Beyond the gender angle, Turkestan Reunion additionally presents a sort of ethnographic experience much less condescending to locals than many travel writings and exploration writings of the time. Lattimore's writing inevitably retains an element of colonial privilege, for example, in the repeated tendency to bestow comical Western names on their guides rather than learning their real names. However, relative to other writers of the time, and to other Westerners in general of the 1920s, the Lattimores display a unique willingness and even desire to commune with locals and acknowledge the hardships of their existence. Eleanor Lattimore with a keen eye documents everyday proceedings of everyday villagers; games among herdsmen, a witch-curing ceremony, marriage and divorce, the arbitration of disputes, these and others are documented in Lattimores casual yet elegant prose. As white travelers in a China still mired in a pseudo-colonized position relative to the rest, there still are many instances where the Lattimores are regaled by obsequious officials and conniving businessmen with banquets and galas, but while these celebrations often compose the bulk of 19th and early 20th century travel writing, Lattimore's book is balanced by the ground-up perspective she is willing to describe. As such, there is a pre-ethnographic element to Lattimore's writing that anticipates the academic enlightenment which led to the understanding that the lives of locals are worth documenting and should be observed from more than just a colonial-overlord perspective.
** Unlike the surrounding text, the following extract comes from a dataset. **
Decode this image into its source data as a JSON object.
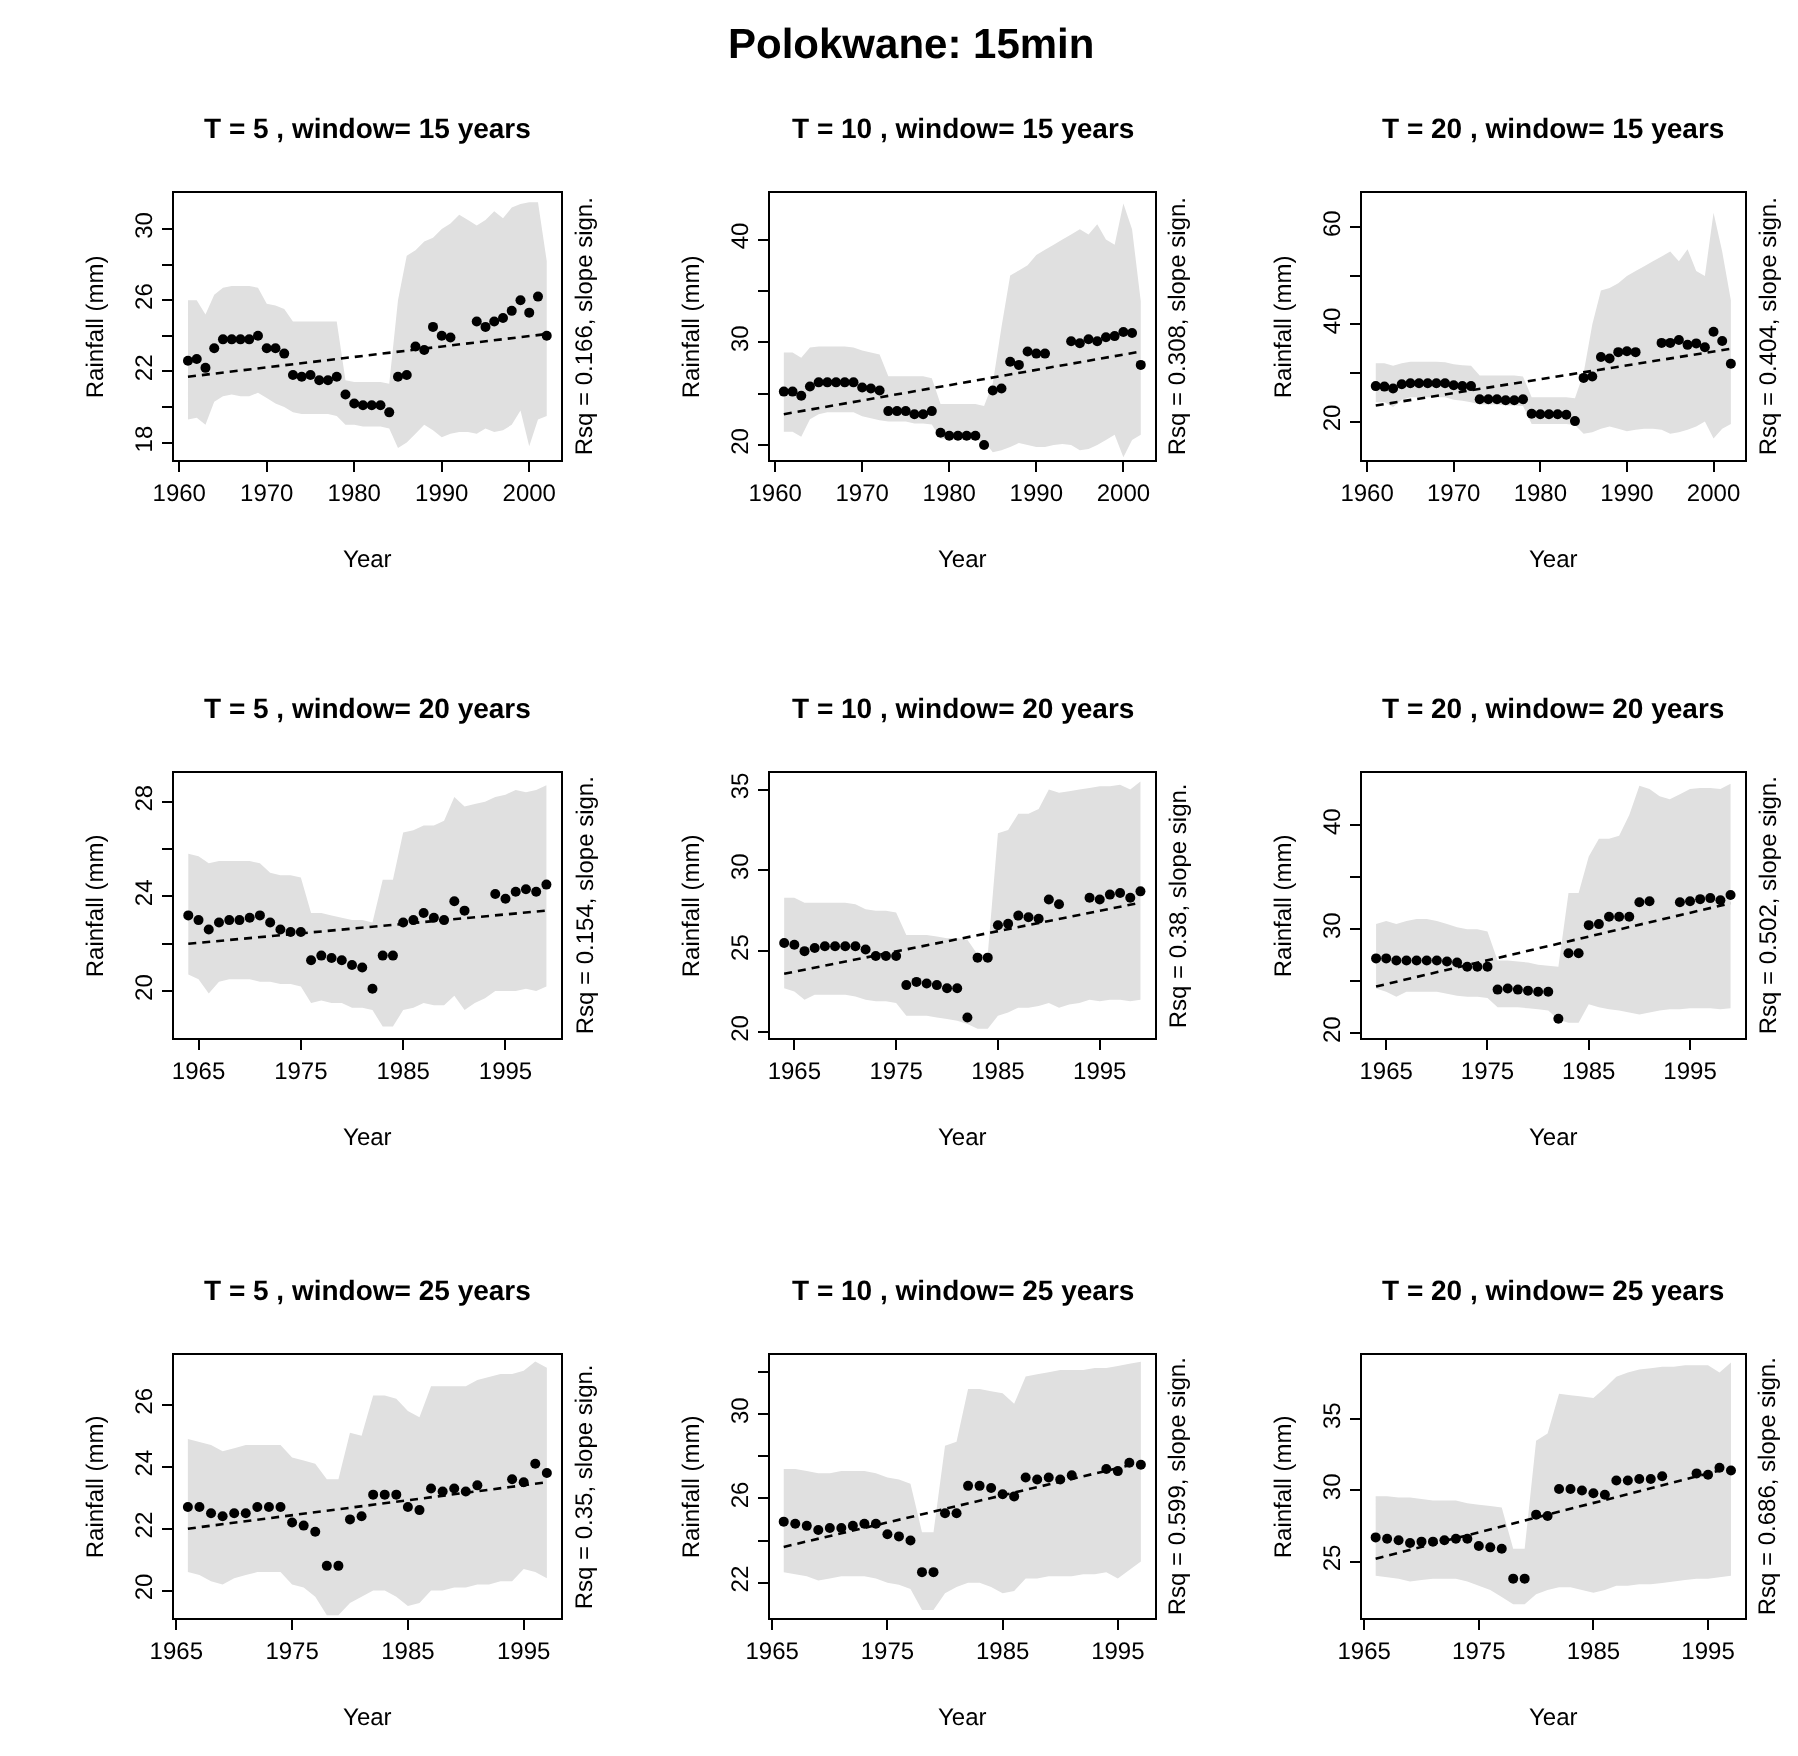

What drew me to this book was the simple premise of it all; even in our intrepid modern times, young and energetic newly weds are more likely to choose Cabo San Lucas or Paris to celebrate their honeymoon, yet Owen and Eleanor Lattimore chose the foreboding deserts and towering, ice-capped peaks of East Turkestan to celebrate their marriage, and at a time when traveling through such extreme environments was not as easy as buying a bus ticket or boarding an airplane. However, Eleanor Lattimore's simple and descriptive writing style exceeds the novelty of this underlying premise, anticipating a sort of feminist traveling philosophy and capturing an ethnographic ethic to observe, and therefore understand the peoples of the places they visited.